Si Meerkat se tournait vers Facebook (plutôt que Twitter), l'expérience du direct aurait de grandes chances d'être fortement dégradée : rappelons que sur Facebook, en moyenne seul 1 utilisateur sur 8 parvient à voir le post d’un ami dans les 24 heures.
Un second point faible de Meerkat concerne le respect du droit à l'image et la protection de la vie privée. Comme pour une photographie faite dans l'espace publique, d'un point de vue de la loi, cette pratique n'est pas illégale, alors que l'échelle de diffusion est bien mondiale avec Twitter et Youtube ! Les personnes filmées n’ont donc plus aucun contrôle sur leur image et ne disposent plus de leurs droits.
Klieman, analyste juridique de CBS souligne : "Si quelqu'un veut vous filmer en direct en train de vous gratter les oreilles ou de renifler, et bien c'est tant pis pour vous.
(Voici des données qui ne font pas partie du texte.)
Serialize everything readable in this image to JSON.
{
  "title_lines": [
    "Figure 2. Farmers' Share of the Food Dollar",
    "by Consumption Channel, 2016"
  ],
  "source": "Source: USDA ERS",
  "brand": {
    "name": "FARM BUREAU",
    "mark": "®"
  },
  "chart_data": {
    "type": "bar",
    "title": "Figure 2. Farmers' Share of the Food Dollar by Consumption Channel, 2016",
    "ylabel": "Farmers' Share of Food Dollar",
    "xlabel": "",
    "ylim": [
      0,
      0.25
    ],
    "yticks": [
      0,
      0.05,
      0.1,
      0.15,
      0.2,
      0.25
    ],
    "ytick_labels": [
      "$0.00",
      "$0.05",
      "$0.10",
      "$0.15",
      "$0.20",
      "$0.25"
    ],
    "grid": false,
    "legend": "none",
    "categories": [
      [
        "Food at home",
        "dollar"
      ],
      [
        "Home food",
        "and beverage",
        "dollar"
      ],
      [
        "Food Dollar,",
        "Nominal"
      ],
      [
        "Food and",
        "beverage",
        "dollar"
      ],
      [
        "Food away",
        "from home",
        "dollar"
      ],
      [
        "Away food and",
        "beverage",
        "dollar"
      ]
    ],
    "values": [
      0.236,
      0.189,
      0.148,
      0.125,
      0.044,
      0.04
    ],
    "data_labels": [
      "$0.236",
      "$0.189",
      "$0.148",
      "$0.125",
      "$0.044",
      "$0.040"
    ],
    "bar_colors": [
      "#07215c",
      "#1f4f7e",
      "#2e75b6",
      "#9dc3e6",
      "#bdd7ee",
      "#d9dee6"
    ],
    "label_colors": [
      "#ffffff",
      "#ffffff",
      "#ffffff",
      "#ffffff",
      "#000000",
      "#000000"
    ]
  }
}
Ce type d'application doit nous alarmer parce que même dans un lieu public, ou personne déjà n'est supposé vous observer, même si c'était le cas, il ne faut pas que l’on puisse vous enregistrer et encore moins vous diffuser.”
Les termes “lieu public” et “lieu privé” rendent donc les conditions d’utilisation et de diffusion obscures.
Notons que s’il n’est pas illégal de diffuser ce genre de contenu, essayer de le monétiser l’est. Sachez que si un site internet utilise une vidéo provenant de Meerkat où vous figurez, vous pouvez demander au site de la retirer.
Enfin, même si les financements arrivent de toutes parts, la question du business model de Meerkat reste entière. Un accord avec Twitter, pour repérer les vidéos live les plus populaires et les faire sponsoriser par des marques pourrait être une première hypothèse de monétisation. La création d’un système d’abonnement pourrait également être envisagée.